Statistics (probability) problem

[Lateral]

Homework Statement

Basically the garbage information summed up: a truck is transporting a bunch of batteries, with lots of different brands. The truck crashes and the batteries and scrambled.

Suppose the number of pairs of batteries is n. Each pair is a different brand. If 2r batteries are chosen at random, and 2r < n, show that the probability there is no matching pair, by brand, is:

2$$^{}2r$$ n! (2n - 2r)! / (2n)! (n - 2r)!

Homework Equations

I don't know, but I can see that the expectation formula E(x) = $$\Sigma$$ (x P(X=x)) and the Permutation formula nPr = n! / (n - r)! and Combination formula nCr = n! / (n - r)! r! may be useful as they seem to be of a similar format to the given equation.

The Attempt at a Solution

The part is struggle most with is why they have taken 2 to the power of 2r. (2n - 2r) is obviously total batteries less chosen batteries. The denominator is total batteries by pairs less batteries, but again I'm at a loss as to why they have done this.

Can anyone shed some light?

 

[EnumaElish]

2^(2r) = # of all subsets of a set with 2r elements.

n! / [(2r)! (n - 2r)!] = nC(2r)

(2n)! / [(2r)! (2n - 2r)!] = (2n)C(2r)

Does this help?

 

[Architeuthis Dux]

I understand your confusion and I will try to explain the reasoning behind this equation. Firstly, the problem is asking for the probability that there are no matching pairs of batteries after choosing 2r batteries out of the total n pairs. This can be thought of as a combination problem, where we are choosing 2r objects out of n objects without replacement.

Now, let's break down the numerator of the equation. We have 2^{}2r, which represents the number of ways to choose 2r batteries out of 2r pairs. This is equivalent to (2r)! as each pair can be arranged in 2 different ways (e.g. A-B or B-A). Next, we have n! which represents the number of ways to choose the remaining n-2r pairs out of the total n pairs. Finally, we have (2n-2r)! which represents the number of ways to arrange the remaining batteries within the chosen pairs.

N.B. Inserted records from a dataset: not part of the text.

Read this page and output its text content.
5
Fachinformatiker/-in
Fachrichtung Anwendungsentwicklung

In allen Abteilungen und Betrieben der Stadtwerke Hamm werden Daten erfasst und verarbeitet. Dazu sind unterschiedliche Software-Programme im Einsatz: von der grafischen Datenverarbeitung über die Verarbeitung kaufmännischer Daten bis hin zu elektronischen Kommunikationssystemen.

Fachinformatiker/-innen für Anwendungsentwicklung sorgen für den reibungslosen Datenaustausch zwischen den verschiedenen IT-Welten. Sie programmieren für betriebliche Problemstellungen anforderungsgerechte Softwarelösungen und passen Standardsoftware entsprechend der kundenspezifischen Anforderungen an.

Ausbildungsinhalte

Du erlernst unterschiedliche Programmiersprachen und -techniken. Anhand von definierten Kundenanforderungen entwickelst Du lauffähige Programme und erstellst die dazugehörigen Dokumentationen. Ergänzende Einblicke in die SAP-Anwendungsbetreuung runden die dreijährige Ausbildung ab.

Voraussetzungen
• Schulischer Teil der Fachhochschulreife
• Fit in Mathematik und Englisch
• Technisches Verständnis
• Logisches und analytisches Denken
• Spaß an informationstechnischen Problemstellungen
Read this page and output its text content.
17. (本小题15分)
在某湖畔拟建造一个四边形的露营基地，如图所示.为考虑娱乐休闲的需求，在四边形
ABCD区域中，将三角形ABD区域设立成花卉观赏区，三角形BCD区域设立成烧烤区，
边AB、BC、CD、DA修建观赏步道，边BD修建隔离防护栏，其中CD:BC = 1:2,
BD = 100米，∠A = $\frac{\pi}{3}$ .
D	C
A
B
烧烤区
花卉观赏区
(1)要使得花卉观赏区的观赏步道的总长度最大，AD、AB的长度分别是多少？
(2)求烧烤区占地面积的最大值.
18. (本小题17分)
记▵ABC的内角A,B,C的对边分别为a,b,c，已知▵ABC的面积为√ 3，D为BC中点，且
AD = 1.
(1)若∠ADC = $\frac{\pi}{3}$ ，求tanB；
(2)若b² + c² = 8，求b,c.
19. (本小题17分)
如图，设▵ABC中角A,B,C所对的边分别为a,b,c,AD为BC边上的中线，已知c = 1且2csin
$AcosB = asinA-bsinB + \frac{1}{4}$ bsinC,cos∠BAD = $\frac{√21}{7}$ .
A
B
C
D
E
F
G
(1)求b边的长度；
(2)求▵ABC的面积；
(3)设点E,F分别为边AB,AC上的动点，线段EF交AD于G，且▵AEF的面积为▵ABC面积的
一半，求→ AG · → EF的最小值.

Moving on to the denominator, we have (2n)! which represents the total number of ways to arrange all the batteries. And (n-2r)! which represents the number of ways to arrange the remaining n-2r pairs.

Putting it all together, we can see that the numerator and denominator represent the total number of ways to choose and arrange the batteries without any matching pairs, divided by the total number of ways to choose and arrange all the batteries. This gives us the probability of no matching pairs.

I hope this helps to clarify the reasoning behind the equation. It may be helpful to think of it in terms of combinations and permutations, as you mentioned, and also to draw out a few examples to see the pattern.